The number of hops for the lookup versus iteration is shown in Figure 4. The initial exploration phase of the algorithm is evident by the large hop variance in the first few hundred lookups. After 200 lookups, the simulated annealing in the algorithm allows the node exploit its learned information. A hop comparison with the greedy approach is shown in Figure 5. A negative value indicates instances of exploration where the algorithm performed worse than the greedy algorithm whereas positive values show the algorithm exploiting a better path.
Next we look at the ability of the algorithm to adapt to membership changes. We run the a simulation on the same eight node network starting in the same initial configuration, but force node 2 to leave after 300 iterations, node 1 to install a new route to node 4 after 500 iterations and node 1 to install a new route to node 7 after 700 iterations.

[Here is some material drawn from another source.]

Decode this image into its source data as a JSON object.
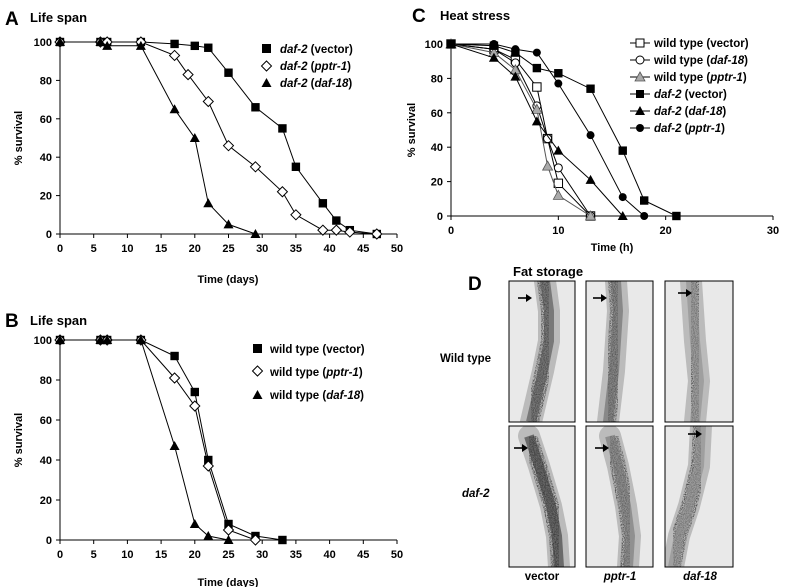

Figure 6 depicts node 0's estimations for destination node 7. At iteration 300 when node 2 leaves there are two resulting effects. First, there is no longer a 2 hop route through the overlay from node 0 to 7. Second, the cost for node 0 to send to node 1 increases to 5 since node 1 has lost node 2 as a path. Thus, the network transitions from forwarding the query to node 2 to node 4. After 500 iterations, node 1 installs a route to node 4, lowering the cost for node 0 to use node 1 to 4. Still though, node 4 is the best choice. Finally at iteration 700, node 1 installs a direct route to destination node 7. Node 0 discovers this better two hop route and proceeds to use it. Each of these discrete events are evident in Figure 6.
The number of lookup hops in our example of membership changes is shown in Figure 7. We see the same exploration phase early in the progress of the lookups. From iteration 300 to 800 we see the resulting instability, but the majority of the lookups succeed in 3 hops. Finally after iteration 800 the network is exploiting node 1's new route and is achieving 2 hop lookups again.